Western Electric Adds New Strings To the Sound-Film's Lute at the University

On Saturday night the University Theatre became momentarily more like a laboratory than a movie-house when it gave its first demonstration of the Western Electric Company's newest improvements in sound reproduction. Since then, there has been so much vague talk about "Wide Range" going around that you may have imagined the stage re-modelled for target-practice. To clear your mind of clay-pigeons, the Playgoer will have to resort to technicalities.

First of all, will you think of all the different noises that come to your ears, from, the boom of the bass-viol to the peep of the piccolo, as if they were all nicely sorted out according to pitch in a broad band or spectrum like the colors of the rainbow. In this imaginary scheme, a pure note such as the sound of a tuning-fork will fall neatly into one line on the band; while complex sounds, like the voice, will shatter apart into their several components like sunlight in a prism. With this picture in mind, and knowing that in the field of optics the most evanescent tints can be reduced to the familiar primary colors, the recording engineers are in a sense no more awed before the mixed web of orchestral tone than before the simple sound of a bell. They merely work to make their instruments impartially sensitive to the whole audible spectrum, knowing that what they call a "straight-line frequency response" will necessarily make for faithful reproduction.

The range of the old-time phonograph was neither wide nor even.
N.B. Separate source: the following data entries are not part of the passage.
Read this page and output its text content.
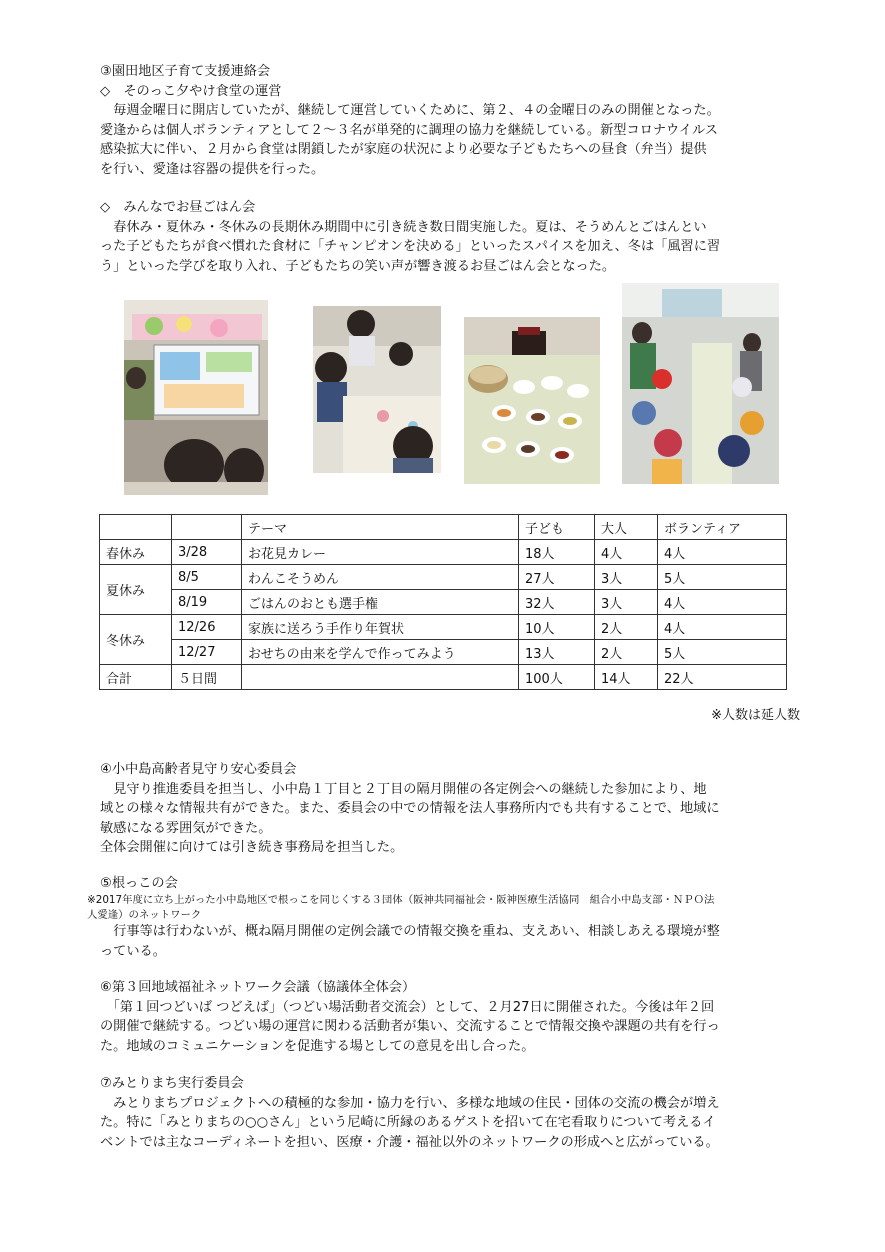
③園田地区子育て支援連絡会
◇　そのっこ夕やけ食堂の運営
　毎週金曜日に開店していたが、継続して運営していくために、第２、４の金曜日のみの開催となった。
愛逢からは個人ボランティアとして２～３名が単発的に調理の協力を継続している。新型コロナウイルス
感染拡大に伴い、２月から食堂は閉鎖したが家庭の状況により必要な子どもたちへの昼食（弁当）提供
を行い、愛逢は容器の提供を行った。
◇　みんなでお昼ごはん会
　春休み・夏休み・冬休みの長期休み期間中に引き続き数日間実施した。夏は、そうめんとごはんとい
った子どもたちが食べ慣れた食材に「チャンピオンを決める」といったスパイスを加え、冬は「風習に習
う」といった学びを取り入れ、子どもたちの笑い声が響き渡るお昼ごはん会となった。
		テーマ	子ども	大人	ボランティア
春休み	3/28	お花見カレー	18人	4人	4人
夏休み	8/5	わんこそうめん	27人	3人	5人
	8/19	ごはんのおとも選手権	32人	3人	4人
冬休み	12/26	家族に送ろう手作り年賀状	10人	2人	4人
	12/27	おせちの由来を学んで作ってみよう	13人	2人	5人
合計	５日間		100人	14人	22人
※人数は延人数
④小中島高齢者見守り安心委員会
　見守り推進委員を担当し、小中島１丁目と２丁目の隔月開催の各定例会への継続した参加により、地
域との様々な情報共有ができた。また、委員会の中での情報を法人事務所内でも共有することで、地域に
敏感になる雰囲気ができた。
全体会開催に向けては引き続き事務局を担当した。
⑤根っこの会
※2017年度に立ち上がった小中島地区で根っこを同じくする３団体（阪神共同福祉会・阪神医療生活協同　組合小中島支部・ＮＰＯ法
人愛逢）のネットワーク
　行事等は行わないが、概ね隔月開催の定例会議での情報交換を重ね、支えあい、相談しあえる環境が整
っている。
⑥第３回地域福祉ネットワーク会議（協議体全体会）
　「第１回つどいば つどえば」（つどい場活動者交流会）として、２月27日に開催された。今後は年２回
の開催で継続する。つどい場の運営に関わる活動者が集い、交流することで情報交換や課題の共有を行っ
た。地域のコミュニケーションを促進する場としての意見を出し合った。
⑦みとりまち実行委員会
　みとりまちプロジェクトへの積極的な参加・協力を行い、多様な地域の住民・団体の交流の機会が増え
た。特に「みとりまちの○○さん」という尼崎に所縁のあるゲストを招いて在宅看取りについて考えるイ
ベントでは主なコーディネートを担い、医療・介護・福祉以外のネットワークの形成へと広がっている。
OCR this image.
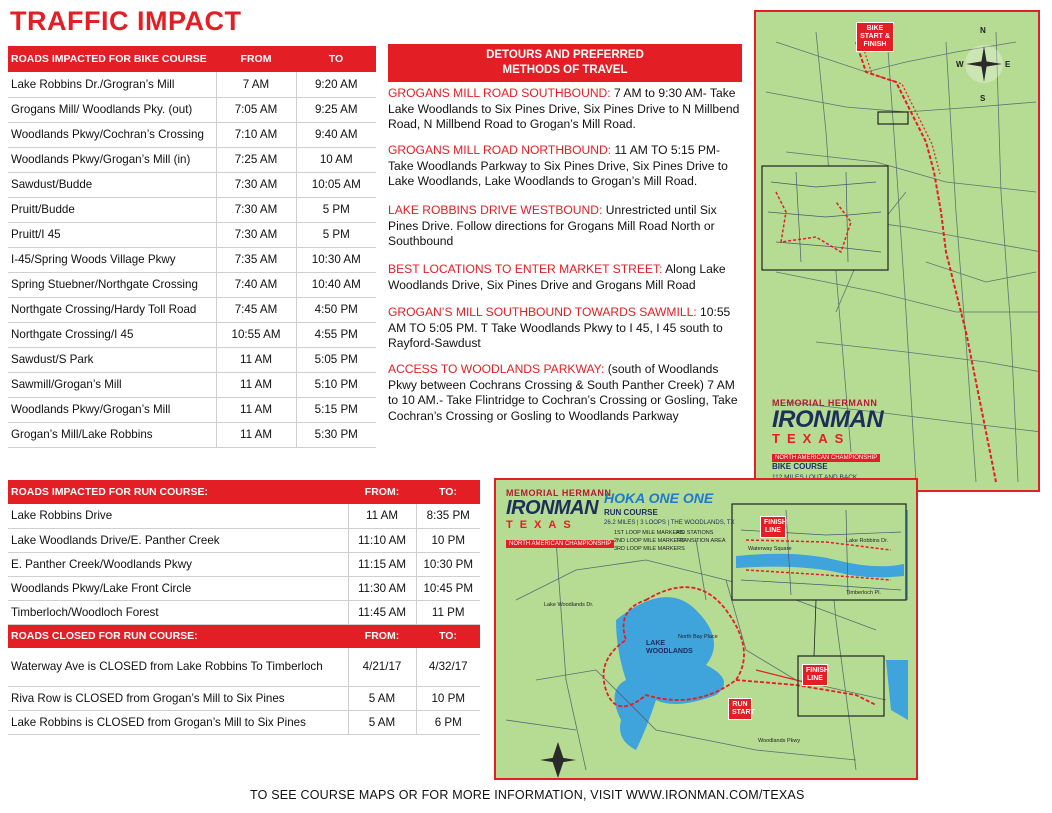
TRAFFIC IMPACT
ROADS IMPACTED FOR BIKE COURSE	FROM	TO
Lake Robbins Dr./Grogran’s Mill	7 AM	9:20 AM
Grogans Mill/ Woodlands Pky. (out)	7:05 AM	9:25 AM
Woodlands Pkwy/Cochran’s Crossing	7:10 AM	9:40 AM
Woodlands Pkwy/Grogan’s Mill (in)	7:25 AM	10 AM
Sawdust/Budde	7:30 AM	10:05 AM
Pruitt/Budde	7:30 AM	5 PM
Pruitt/I 45	7:30 AM	5 PM
I-45/Spring Woods Village Pkwy	7:35 AM	10:30 AM
Spring Stuebner/Northgate Crossing	7:40 AM	10:40 AM
Northgate Crossing/Hardy Toll Road	7:45 AM	4:50 PM
Northgate Crossing/I 45	10:55 AM	4:55 PM
Sawdust/S Park	11 AM	5:05 PM
Sawmill/Grogan’s Mill	11 AM	5:10 PM
Woodlands Pkwy/Grogan’s Mill	11 AM	5:15 PM
Grogan’s Mill/Lake Robbins	11 AM	5:30 PM
DETOURS AND PREFERRED
METHODS OF TRAVEL
GROGANS MILL ROAD SOUTHBOUND: 7 AM to 9:30 AM- Take Lake Woodlands to Six Pines Drive, Six Pines Drive to N Millbend Road, N Millbend Road to Grogan’s Mill Road.
GROGANS MILL ROAD NORTHBOUND: 11 AM TO 5:15 PM- Take Woodlands Parkway to Six Pines Drive, Six Pines Drive to Lake Woodlands, Lake Woodlands to Grogan’s Mill Road.
LAKE ROBBINS DRIVE WESTBOUND: Unrestricted until Six Pines Drive. Follow directions for Grogans Mill Road North or Southbound
BEST LOCATIONS TO ENTER MARKET STREET: Along Lake Woodlands Drive, Six Pines Drive and Grogans Mill Road
GROGAN’S MILL SOUTHBOUND TOWARDS SAWMILL: 10:55 AM TO 5:05 PM. T Take Woodlands Pkwy to I 45, I 45 south to Rayford-Sawdust
ACCESS TO WOODLANDS PARKWAY: (south of Woodlands Pkwy between Cochrans Crossing & South Panther Creek) 7 AM to 10 AM.- Take Flintridge to Cochran’s Crossing or Gosling, Take Cochran’s Crossing or Gosling to Woodlands Parkway
ROADS IMPACTED FOR RUN COURSE:	FROM:	TO:
Lake Robbins Drive	11 AM	8:35 PM
Lake Woodlands Drive/E. Panther Creek	11:10 AM	10 PM
E. Panther Creek/Woodlands Pkwy	11:15 AM	10:30 PM
Woodlands Pkwy/Lake Front Circle	11:30 AM	10:45 PM
Timberloch/Woodloch Forest	11:45 AM	11 PM
ROADS CLOSED FOR RUN COURSE:	FROM:	TO:
Waterway Ave is CLOSED from Lake Robbins To Timberloch	4/21/17	4/32/17
Riva Row is CLOSED from Grogan’s Mill to Six Pines	5 AM	10 PM
Lake Robbins is CLOSED from Grogan’s Mill to Six Pines	5 AM	6 PM
BIKE START & FINISH
N
E
S
W
MEMORIAL HERMANN
IRONMAN
TEXAS
NORTH AMERICAN CHAMPIONSHIP
BIKE COURSE
MEMORIAL HERMANN
IRONMAN
TEXAS
NORTH AMERICAN CHAMPIONSHIP
HOKA ONE ONE
RUN COURSE
26.2 MILES | 3 LOOPS | THE WOODLANDS, TX
1ST LOOP MILE MARKERS
2ND LOOP MILE MARKERS
3RD LOOP MILE MARKERS
AID STATIONS
TRANSITION AREA
LAKE WOODLANDS
FINISH LINE
FINISH LINE
RUN START
Lake Robbins Dr.
Waterway Square
Timberloch Pl.
Woodlands Pkwy
Lake Woodlands Dr.
North Bay Place
TO SEE COURSE MAPS OR FOR MORE INFORMATION, VISIT WWW.IRONMAN.COM/TEXAS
With in its narrow effective band, it was stridently partial to certain tones, while notes below middle C were inaudible except for their high overtones, the ear being surprisingly obliging in imagining the absent fundamentals. The newer phonographs and present-day talking pictures have a broad and even response spread, yet there are still inaudible bands at the bass and treble extremes. Wide-Range recording has considerably reduced these inaudible bands. Naturally, improvement is noticeable only in the sounds that lie within these newly retrieved areas of the spectrum. For example, the violins are little affected; but percussion instruments are considerably more realistic. The restoration of high overtones results in improved differentiation of instruments as the fabric of tone takes on a more three-dimensional quality. The speaking voice is slightly more natural. From this you will gather that Wide Range has not brought about any very startling improvement in the ordinary dialogue film, but that it has considerably increased the effectiveness of music.

Naturally, the improved reproduction takes place only with films that have been recorded by the new method of which there are only a handful as yet. Happily, "Cavalcade" is one of them. At the Boston showing, it was reproduced on the old amplifiers. When it comes to the University, it really should be something to listen to as well as to see.